Biomedicale, dopo lo scontro sui versamenti Viale Aldo Moro ha stabilito di prorogare al 31 dicembre la scadenza degli avvisi di pagamento sui dispositivi medici
Il biomedicale può tirare un sospiro di sollievo, almeno fino a fine anno, sperando che, nel frattempo, si riesca a trovare una soluzione sui milioni in ballo del payback sanitario. La Regione, infatti, ha stabilito di prorogare al 31 dicembre la scadenza degli avvisi di pagamento sui dispositivi medici, con la possibilità di rateizzazione. E annuncia l’attivazione immediata di un tavolo tecnico permanente con le rappresentanze del biomedicale. Si è concluso così, quindi, il vertice dopo lo scontro con le imprese del settore, pronte a fare ricorso contro la richiesta di pagamento entro 30 giorni avanzata nei giorni scorsi da viale Aldo Moro.

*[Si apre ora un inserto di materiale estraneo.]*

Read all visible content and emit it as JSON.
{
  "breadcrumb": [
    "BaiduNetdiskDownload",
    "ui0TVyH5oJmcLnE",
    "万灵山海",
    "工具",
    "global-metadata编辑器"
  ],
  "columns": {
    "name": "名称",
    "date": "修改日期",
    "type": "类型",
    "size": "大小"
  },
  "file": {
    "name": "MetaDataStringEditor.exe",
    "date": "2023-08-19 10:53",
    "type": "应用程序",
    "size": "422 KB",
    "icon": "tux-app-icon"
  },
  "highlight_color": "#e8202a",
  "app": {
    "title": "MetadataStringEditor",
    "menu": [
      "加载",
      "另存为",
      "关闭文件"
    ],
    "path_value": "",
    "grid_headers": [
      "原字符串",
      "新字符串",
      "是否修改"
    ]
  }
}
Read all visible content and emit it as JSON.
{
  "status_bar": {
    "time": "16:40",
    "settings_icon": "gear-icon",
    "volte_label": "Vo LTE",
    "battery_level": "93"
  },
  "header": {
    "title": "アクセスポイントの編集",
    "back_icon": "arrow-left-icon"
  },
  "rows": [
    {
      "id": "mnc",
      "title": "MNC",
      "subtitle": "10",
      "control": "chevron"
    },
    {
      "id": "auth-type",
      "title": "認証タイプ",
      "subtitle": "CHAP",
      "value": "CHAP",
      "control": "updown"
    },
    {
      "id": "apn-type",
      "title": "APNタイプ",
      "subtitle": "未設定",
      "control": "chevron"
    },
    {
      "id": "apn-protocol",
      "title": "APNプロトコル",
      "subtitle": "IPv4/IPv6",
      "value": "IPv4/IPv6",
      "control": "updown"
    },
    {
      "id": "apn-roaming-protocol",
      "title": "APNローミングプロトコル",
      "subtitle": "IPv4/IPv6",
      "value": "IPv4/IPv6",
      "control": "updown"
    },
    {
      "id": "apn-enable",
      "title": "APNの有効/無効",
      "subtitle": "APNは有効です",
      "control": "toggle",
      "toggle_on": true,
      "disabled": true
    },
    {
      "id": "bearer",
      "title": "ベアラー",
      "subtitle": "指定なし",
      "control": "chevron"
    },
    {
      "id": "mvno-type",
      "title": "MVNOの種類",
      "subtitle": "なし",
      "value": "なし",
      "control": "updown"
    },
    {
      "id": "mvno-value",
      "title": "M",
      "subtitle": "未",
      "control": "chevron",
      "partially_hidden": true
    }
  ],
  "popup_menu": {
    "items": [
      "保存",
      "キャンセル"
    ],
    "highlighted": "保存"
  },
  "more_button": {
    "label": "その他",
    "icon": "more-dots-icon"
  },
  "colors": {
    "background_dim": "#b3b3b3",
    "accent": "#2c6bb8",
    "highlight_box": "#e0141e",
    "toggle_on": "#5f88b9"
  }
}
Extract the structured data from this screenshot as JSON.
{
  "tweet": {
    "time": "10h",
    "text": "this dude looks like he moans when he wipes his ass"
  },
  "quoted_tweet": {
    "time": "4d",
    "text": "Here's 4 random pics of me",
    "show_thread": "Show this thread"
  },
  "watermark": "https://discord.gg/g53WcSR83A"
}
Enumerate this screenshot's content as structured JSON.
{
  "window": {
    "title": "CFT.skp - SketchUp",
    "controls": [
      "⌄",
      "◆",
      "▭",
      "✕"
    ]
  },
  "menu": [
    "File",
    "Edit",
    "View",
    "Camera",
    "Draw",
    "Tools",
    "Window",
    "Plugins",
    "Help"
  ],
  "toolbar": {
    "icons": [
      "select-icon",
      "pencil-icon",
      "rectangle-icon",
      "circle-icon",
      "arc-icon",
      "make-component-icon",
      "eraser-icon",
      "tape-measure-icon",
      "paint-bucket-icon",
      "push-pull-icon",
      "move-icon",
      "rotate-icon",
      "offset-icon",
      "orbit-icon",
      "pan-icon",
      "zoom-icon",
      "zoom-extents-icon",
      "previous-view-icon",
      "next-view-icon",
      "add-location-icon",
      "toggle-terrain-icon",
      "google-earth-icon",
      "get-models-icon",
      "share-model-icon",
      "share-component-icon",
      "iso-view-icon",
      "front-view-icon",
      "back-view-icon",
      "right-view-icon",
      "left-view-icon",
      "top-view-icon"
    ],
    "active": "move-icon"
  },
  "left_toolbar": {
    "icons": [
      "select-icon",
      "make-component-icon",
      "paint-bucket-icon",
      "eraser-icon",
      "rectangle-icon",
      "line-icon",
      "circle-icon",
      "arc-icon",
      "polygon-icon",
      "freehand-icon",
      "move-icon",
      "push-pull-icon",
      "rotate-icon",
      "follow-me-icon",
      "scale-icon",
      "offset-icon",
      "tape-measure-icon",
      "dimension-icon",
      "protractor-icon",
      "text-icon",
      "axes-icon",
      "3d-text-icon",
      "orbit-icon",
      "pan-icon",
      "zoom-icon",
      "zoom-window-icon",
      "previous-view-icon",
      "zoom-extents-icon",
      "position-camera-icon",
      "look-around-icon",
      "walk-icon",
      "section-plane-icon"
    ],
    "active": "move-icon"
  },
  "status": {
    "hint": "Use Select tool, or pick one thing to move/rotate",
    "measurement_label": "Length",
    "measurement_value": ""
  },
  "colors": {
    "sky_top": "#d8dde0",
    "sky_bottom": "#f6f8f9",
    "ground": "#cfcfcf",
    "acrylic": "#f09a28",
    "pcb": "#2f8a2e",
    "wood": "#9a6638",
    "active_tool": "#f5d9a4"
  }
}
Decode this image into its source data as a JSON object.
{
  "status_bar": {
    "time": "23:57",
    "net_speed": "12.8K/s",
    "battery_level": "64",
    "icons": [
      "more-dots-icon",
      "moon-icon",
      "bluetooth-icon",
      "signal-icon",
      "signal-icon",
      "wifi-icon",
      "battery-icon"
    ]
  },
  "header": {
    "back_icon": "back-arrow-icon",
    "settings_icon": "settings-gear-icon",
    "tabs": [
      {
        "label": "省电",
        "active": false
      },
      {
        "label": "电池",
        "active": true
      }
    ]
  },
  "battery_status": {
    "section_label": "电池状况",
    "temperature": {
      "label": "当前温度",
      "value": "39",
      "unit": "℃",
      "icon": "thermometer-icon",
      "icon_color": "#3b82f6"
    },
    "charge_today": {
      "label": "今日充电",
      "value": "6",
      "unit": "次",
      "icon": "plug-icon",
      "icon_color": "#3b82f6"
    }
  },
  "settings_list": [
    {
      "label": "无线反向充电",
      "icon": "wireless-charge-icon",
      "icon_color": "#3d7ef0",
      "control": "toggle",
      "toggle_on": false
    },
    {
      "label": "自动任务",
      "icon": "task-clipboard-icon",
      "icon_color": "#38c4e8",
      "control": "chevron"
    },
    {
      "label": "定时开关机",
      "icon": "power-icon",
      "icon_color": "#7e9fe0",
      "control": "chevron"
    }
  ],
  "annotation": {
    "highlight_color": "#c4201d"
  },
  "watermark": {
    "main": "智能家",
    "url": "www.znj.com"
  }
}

L’incontro con le associazioni di categoria
La discussione, come fa sapere la Regione, sarà portata dal vicepresidente con delega allo Sviluppo economico Vincenzo Colla e dall’assessore alla Sanità Massimo Fabi, nelle rispettive commissioni della Conferenza delle Regioni, «così da proseguire la pressione di istituzioni e imprese sul Governo affinché venga abrogato il meccanismo che mette in difficoltà e nell’incertezza una filiera strategica per l’economia regionale e nazionale», recita la nota della Regione che ieri, giovedì 30 gennaio, ha incontrato i vertici di tutte le associazioni di categoria che hanno condiviso le decisioni. Tanto che è previsto un incontro nel distretto biomedicale di Mirandola di tutti i soggetti coinvolti. All’orizzonte, il prossimo 11 febbraio è prevista la prima udienza di merito del Tar del Lazio. La Regione, «per non infrangere i termini di legge», nei giorni scorsi, «quale atto dovuto» ha inviato alle imprese emiliano-romagnole la richiesta di pagamento del payback sui dispositivi medici. «Abbiamo portato al centro del dibattito una norma che, comunque la si consideri, rischia di creare gravi problemi sia al sistema pubblico che a quello privato», ribadiscono Fabi e Colla.
I numeri del comparto
«Continueremo a batterci per una revisione del meccanismo e insieme alle imprese del settore e alle loro rappresentanze proseguirà la pressione della Regione sul governo per la sua abrogazione. Questo a salvaguardia della tenuta del sistema sanitario nazionale e della tutela della salute delle persone, oltre che per scongiurare situazioni di incertezza e difficoltà delle imprese e per l’intera filiera del biomedicale, strategica per l’Emilia-Romagna e per il Paese». Sono oltre 500 le aziende del comparto in regione, impiegano 14.000 lavoratori e rappresentano circa il 23% del Pil regionale. Le grosse multinazionali medtech insediate in regione sostengono una filiera di centinaia di Pmi locali e 5.000 posti di lavoro. Sul payback, la cifra complessiva in ballo è quella richiesta nel 2022, ad attuazione del decreto Aiuti Bis, uno degli ultimi atti del governo Draghi ma riferito a due leggi precedenti. Il sistema del payback sui dispositivi medici è stato introdotto con una normativa nel 2011, stabilendo un tetto alla spesa pubblica per i dispositivi medici sia a livello sia nazionale che regionale.
Il rischio del danno erariale
Nel caso di sforamento del tetto, le Regioni dovevano coprire i costi in eccesso. Nel 2015, con una modifica di legge, è stato previsto che le aziende fornitrici di dispositivi medici partecipassero al ripiano del debito, contribuendo fino al 50%. Questo per il periodo 2015-2018. In sostanza, la normativa del payback stabilisce che ogni Regione recuperi una parte dei pagamenti versati alle aziende produttrici di dispositivi medici nel caso in cui la spesa in campo sanitario superi un determinato tetto. La scorsa estate la Corte Costituzionale l’ha ritenuto legittimo in quanto «contributo di solidarietà», necessario a sostenere il servizio sanitario nazionale. Per questo, spiegano da viale Aldo Moro, l’aut aut per il pagamento è un «atto dovuto», per non rischiare un procedimento alla Corte dei Conti per danno erariale.